# Mathematical Curio

If you take any integer and rearrange the digits however you like, the difference between the original number and the rearranged number will always be divisible by 9.

For example:

number = 12345
rearranged = 43215
difference = 43215 - 12345 = 30870
difference / 9 = 3430


More generally, you can do the same with numbers in any base, and the resulting difference will be divisible by one less than the base.

For example:

number in base 8: o12345 (= 5349 in decimal)
rearrange = o43215 (= 18061 in decimal)
difference = o43215 - o12345 = o30650 (= 12712 in decimal)
difference / 7 = 1816 (decimal)


We can prove that this holds generally, not just is specially chosen examples.

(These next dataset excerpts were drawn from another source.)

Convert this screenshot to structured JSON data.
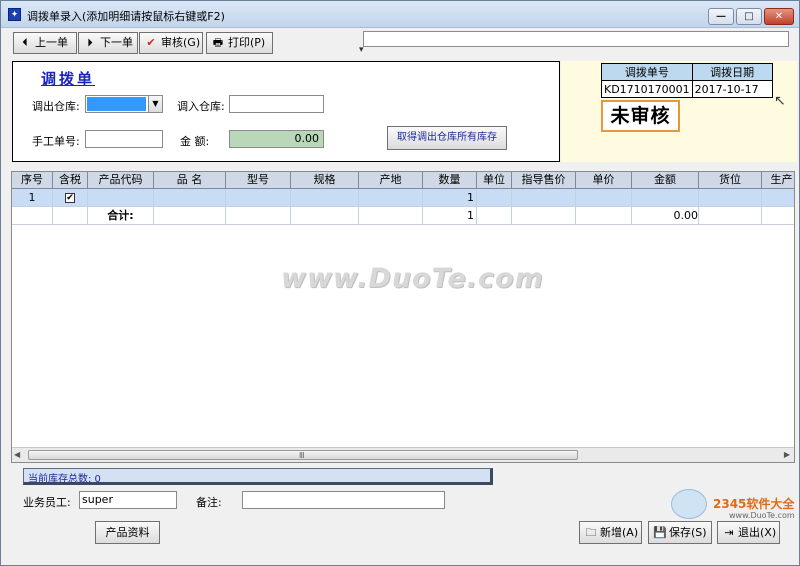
{
  "window": {
    "title": "调拨单录入(添加明细请按鼠标右键或F2)",
    "min_glyph": "—",
    "max_glyph": "□",
    "close_glyph": "✕"
  },
  "toolbar": {
    "prev_label": "上一单",
    "next_label": "下一单",
    "audit_label": "审核(G)",
    "print_label": "打印(P)",
    "prev_glyph": "⏴",
    "next_glyph": "⏵",
    "audit_glyph": "✔",
    "print_glyph": "🖶"
  },
  "form": {
    "title": "调拨单",
    "out_warehouse_label": "调出仓库:",
    "in_warehouse_label": "调入仓库:",
    "manual_no_label": "手工单号:",
    "amount_label": "金  额:",
    "amount_value": "0.00",
    "get_stock_button": "取得调出仓库所有库存",
    "dropdown_glyph": "▼"
  },
  "info": {
    "no_header": "调拨单号",
    "date_header": "调拨日期",
    "no_value": "KD1710170001",
    "date_value": "2017-10-17",
    "status": "未审核",
    "accent_color": "#e49a3c"
  },
  "grid": {
    "headers": [
      "序号",
      "含税",
      "产品代码",
      "品  名",
      "型号",
      "规格",
      "产地",
      "数量",
      "单位",
      "指导售价",
      "单价",
      "金额",
      "货位",
      "生产"
    ],
    "row1": {
      "seq": "1",
      "tax_checked": "✔",
      "qty": "1"
    },
    "total": {
      "label": "合计:",
      "qty": "1",
      "amount": "0.00"
    },
    "scroll_grip": "Ⅲ",
    "scroll_left": "◀",
    "scroll_right": "▶"
  },
  "watermark": "www.DuoTe.com",
  "footer": {
    "stock_total": "当前库存总数: 0",
    "staff_label": "业务员工:",
    "staff_value": "super",
    "note_label": "备注:",
    "product_button": "产品资料",
    "new_button": "新增(A)",
    "save_button": "保存(S)",
    "exit_button": "退出(X)",
    "new_glyph": "🗀",
    "save_glyph": "💾",
    "exit_glyph": "⇥"
  },
  "branding": {
    "logo_text": "2345软件大全",
    "logo_sub": "www.DuoTe.com"
  }
}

Let $$b$$ be the base of the numbers we're considering, and let $$n$$ be the number of digits. Then the original number, $$x$$, is defined as

$$x = \sum_{i=0}^n a_i b^i$$

where $$a_i$$ are the digits of $$x$$.

When we rearrange the digits of $$x$$, let $$j(i)$$ denote the new position of the digit originally at position $$i$$. Then the rearranged number, $$y$$, is

$$y = \sum_{i=0}^n a_i b^{j(i)}$$

Then the difference is

$$x - y = \sum_{i=0}^n a_i [b^i - b^{j(i)}]$$

Each term in the series is a constant times $$b^n - b^m$$ for some $$n > m$$. [Note: if $$i < j(i)$$, then the constant is $$-a_i$$.]

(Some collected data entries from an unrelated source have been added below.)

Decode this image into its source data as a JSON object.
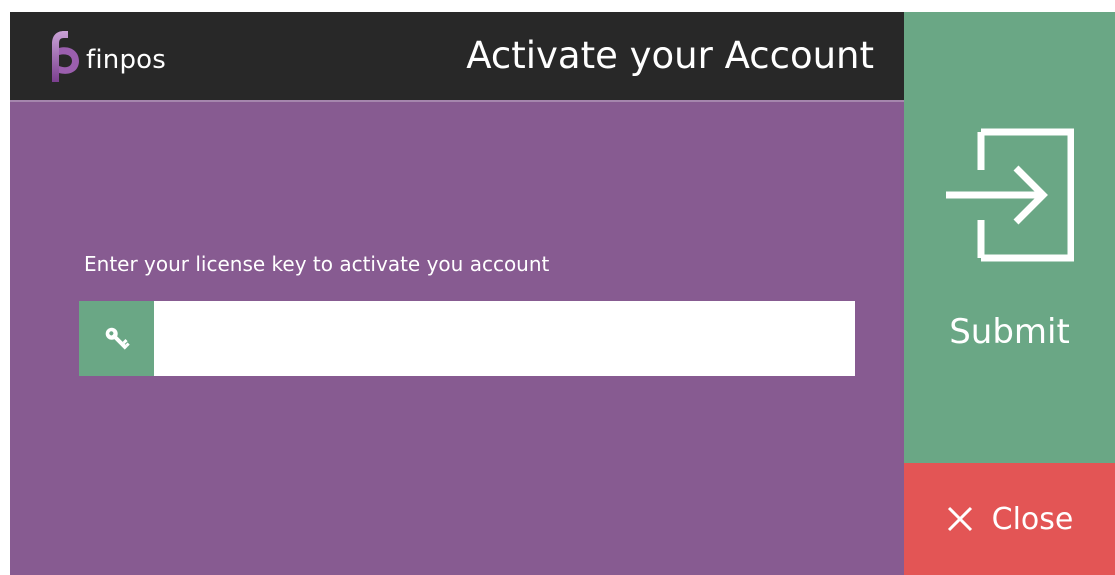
{
  "header": {
    "brand_name": "finpos",
    "title": "Activate your Account"
  },
  "form": {
    "prompt": "Enter your license key to activate you account",
    "license_key_value": "",
    "license_key_placeholder": ""
  },
  "actions": {
    "submit_label": "Submit",
    "close_label": "Close"
  },
  "icons": {
    "logo": "finpos-logo-mark",
    "key": "key-icon",
    "submit": "sign-in-arrow-icon",
    "close": "close-x-icon"
  },
  "colors": {
    "panel_purple": "#875b91",
    "header_dark": "#282828",
    "accent_green": "#6aa785",
    "danger_red": "#e35555"
  }
}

$$b^n - b^m = b^m(b^{n-m} - 1)$$

And $$b-1$$ is a factor of $$b^N - 1$$ for any natural number $$N$$. Thus, $$x-y$$ is divisible by $$b-1$$, i.e. one less than the base of $$x$$ and $$y$$.

### Mathematical "Magic"

This is the basis of a mathematical magic trick (the origins of which I don't know). In it, the magician gives the following instructions to the audience:

1. Write down a four digit number
2. Underneath is, rearrange the digits of the number however you like, to form another four digit number.
3. Subtract the smaller number from the larger.
4. Circle a non-zero digit of the result.
5. Tell me the other digits of the result.

The magician will then tell the audience what the circled digit is.

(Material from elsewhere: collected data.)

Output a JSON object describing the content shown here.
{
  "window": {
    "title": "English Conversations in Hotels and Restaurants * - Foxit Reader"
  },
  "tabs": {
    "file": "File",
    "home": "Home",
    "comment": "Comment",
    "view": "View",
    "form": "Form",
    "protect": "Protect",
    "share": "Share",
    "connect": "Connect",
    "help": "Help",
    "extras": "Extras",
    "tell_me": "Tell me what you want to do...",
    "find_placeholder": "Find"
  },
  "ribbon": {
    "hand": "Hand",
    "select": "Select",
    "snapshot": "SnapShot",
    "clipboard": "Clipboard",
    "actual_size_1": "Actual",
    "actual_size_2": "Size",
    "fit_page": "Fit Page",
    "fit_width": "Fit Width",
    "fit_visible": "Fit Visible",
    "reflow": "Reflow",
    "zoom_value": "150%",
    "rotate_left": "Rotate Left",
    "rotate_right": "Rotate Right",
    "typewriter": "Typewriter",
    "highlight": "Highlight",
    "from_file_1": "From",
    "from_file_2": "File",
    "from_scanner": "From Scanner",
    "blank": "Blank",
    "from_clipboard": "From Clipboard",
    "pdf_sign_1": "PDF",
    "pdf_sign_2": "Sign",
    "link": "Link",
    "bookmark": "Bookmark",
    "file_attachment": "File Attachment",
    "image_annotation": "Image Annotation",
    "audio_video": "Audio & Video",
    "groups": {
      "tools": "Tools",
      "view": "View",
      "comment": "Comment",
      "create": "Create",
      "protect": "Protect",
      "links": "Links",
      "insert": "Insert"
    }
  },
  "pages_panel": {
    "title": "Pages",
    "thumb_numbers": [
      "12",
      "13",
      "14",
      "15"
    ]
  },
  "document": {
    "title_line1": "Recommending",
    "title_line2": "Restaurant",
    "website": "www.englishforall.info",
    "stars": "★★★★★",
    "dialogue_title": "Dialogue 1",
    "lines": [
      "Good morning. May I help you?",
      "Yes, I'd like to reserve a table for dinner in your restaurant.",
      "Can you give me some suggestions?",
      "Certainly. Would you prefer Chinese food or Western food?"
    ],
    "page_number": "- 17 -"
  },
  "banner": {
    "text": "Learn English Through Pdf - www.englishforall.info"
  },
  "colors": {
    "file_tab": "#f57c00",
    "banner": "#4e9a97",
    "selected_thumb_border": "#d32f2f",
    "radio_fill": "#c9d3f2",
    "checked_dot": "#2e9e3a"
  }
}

This works because, as we established, the difference will always be divisible by nine. And thus the sum of the digits will also be a multiple of nine. So the magician needs only to sum up the other digits, and subtract it from the next bigger multiple of nine. (This is why it has to be a non-zero digit that is circled: otherwise you wouldn't be able to tell if it was a zero or a nine.)